A trama começa como um epílogo de "Spectre", com Bond e Madeleine vivendo seu idílio. Logo a realidade violenta se impõe causando uma ruptura. Retornamos a 007 cinco anos depois, quando ele vive na Jamaica, sozinho e aposentado, longe das maquinações geopolíticas globais. Seu amigo de longa data, o agente da CIA Félix Leiter (Jeffrey Wright), o procura para pedir sua ajuda na captura de um cientista renegado, e logo Bond volta ao jogo.
Esse jogo, porém, é outro. A começar por seu código, 007, agora em posse de outra agente do MI-6, Nomi (Lashana Lynch). Outros personagens surgem, como Ana de Armas, breve e memorável como uma agente da CIA em Cuba.

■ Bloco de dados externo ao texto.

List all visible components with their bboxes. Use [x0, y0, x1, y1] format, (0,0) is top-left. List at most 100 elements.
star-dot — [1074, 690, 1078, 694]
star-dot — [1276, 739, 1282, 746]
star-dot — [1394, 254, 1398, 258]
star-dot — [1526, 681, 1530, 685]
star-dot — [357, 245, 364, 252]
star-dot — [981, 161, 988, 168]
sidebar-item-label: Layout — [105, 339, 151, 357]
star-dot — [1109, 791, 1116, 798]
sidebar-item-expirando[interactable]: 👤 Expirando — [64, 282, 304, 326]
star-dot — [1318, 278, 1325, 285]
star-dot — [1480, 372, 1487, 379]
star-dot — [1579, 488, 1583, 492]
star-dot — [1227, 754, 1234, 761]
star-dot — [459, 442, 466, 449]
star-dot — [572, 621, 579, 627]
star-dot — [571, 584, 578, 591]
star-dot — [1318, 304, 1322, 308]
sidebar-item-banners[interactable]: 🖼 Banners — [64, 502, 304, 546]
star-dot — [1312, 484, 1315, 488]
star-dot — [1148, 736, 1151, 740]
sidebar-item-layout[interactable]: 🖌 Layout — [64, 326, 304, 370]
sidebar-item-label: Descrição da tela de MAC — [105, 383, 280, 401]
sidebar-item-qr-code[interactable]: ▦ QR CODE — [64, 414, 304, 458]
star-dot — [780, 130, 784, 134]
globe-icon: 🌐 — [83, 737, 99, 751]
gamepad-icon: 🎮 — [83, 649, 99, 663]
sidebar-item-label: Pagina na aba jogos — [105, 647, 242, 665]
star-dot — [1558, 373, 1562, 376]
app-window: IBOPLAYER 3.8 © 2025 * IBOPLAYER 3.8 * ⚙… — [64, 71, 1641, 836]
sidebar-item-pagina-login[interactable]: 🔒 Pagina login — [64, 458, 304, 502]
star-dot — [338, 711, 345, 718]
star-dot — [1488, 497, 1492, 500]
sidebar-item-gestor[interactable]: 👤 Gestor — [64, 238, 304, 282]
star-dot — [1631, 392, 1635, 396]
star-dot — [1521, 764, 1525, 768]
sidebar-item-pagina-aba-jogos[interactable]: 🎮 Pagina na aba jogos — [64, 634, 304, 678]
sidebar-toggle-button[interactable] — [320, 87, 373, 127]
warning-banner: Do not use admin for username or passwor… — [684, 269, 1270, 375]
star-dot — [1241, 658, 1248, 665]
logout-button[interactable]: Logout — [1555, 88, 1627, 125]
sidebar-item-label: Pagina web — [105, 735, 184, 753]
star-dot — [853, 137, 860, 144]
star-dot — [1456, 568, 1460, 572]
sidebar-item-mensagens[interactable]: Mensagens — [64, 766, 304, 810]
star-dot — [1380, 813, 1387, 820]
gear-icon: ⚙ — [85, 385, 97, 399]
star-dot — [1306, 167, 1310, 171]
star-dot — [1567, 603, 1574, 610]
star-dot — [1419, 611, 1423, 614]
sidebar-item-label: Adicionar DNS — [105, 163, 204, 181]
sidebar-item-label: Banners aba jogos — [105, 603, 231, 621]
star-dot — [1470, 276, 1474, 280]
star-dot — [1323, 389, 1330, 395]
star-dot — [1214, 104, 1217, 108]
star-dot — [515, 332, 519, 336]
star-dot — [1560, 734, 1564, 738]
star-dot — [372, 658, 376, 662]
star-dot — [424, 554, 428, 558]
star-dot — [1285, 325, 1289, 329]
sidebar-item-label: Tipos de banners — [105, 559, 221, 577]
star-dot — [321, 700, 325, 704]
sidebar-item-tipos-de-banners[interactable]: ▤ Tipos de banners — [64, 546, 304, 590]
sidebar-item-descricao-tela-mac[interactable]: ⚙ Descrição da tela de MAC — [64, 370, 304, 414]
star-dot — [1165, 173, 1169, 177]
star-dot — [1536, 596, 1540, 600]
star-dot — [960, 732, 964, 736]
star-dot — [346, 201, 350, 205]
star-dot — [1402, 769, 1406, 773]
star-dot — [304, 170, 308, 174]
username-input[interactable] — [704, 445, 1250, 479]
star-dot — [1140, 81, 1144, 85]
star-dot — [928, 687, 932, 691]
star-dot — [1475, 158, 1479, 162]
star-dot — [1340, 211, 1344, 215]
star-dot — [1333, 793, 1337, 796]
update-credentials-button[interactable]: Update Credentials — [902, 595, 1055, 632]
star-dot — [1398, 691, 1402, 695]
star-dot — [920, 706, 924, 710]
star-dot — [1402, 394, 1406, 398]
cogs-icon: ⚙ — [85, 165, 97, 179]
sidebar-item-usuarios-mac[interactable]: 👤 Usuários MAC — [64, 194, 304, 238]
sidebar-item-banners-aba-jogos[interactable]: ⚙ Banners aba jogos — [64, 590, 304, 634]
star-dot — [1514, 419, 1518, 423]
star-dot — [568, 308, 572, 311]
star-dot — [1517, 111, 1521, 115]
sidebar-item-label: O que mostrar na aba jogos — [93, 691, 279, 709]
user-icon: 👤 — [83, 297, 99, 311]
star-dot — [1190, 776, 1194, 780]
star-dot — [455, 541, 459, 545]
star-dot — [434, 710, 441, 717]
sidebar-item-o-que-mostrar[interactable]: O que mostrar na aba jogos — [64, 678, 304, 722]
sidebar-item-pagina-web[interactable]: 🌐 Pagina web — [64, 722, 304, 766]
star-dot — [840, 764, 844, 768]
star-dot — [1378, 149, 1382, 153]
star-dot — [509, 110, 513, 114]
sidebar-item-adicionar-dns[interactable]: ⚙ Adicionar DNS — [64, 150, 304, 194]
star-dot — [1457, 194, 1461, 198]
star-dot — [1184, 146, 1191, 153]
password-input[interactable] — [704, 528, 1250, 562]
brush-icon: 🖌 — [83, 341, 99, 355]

O retorno de Madeleine Swann, o confronto com Blofeld (Christoph Waltz, talvez o elemento menos utilizado no novo filme) e uma nova ameaça, representada pelo lunático Safin (Rami Malek), preparam o tabuleiro para a última partida de Craig como James Bond.
Mais do que uma nova aventura de 007, "Sem Tempo Para Morrer" é um presente para Daniel Craig. "Spectre" não foi o retorno ao Bond "clássico" anunciado pelos produtores - e talvez não devesse mesmo ser. No novo filme, Craig leva 007 pelas mesmas convenções já imortalizadas na série (a base exótica do vilão excêntrico remete ao vulcão inativo de "Com 007 Só Se Vive Duas Vezes"), mas a direção de Cary Fukunaga é como jazz, improvisando em cima de temas familiares.
"007 - Sem Tempo Para Morrer" marca a primeira vez em que um intérprete de James Bond arquiteta um adeus planejado. Sean Connery se retirou quando o cansaço e a indesejada celebridade minaram sua paixão pelo espião. Roger Moore foi aposentado quando determinaram que ele havia "passado da idade". Timothy Dalton mal teve tempo de esquentar o banco, e Pierce Brosnan aguardou por um último filme que nunca veio.
E temos George Lazenby, o herói menos festejado de um dos filmes mais complexos da série. Com uma só tacada, porém, ele trouxe a inspiração necessária para Daniel Craig conduzir sua versão de James Bond como um personagem multidimensional, riquíssimo e alinhado com o cinema moderno. Ele se afasta de 007 certo de que deixou sua marca e enriqueceu seu legado. Agora a série deve dormir para o reboot inevitável. Boa sorte para o próximo da fila.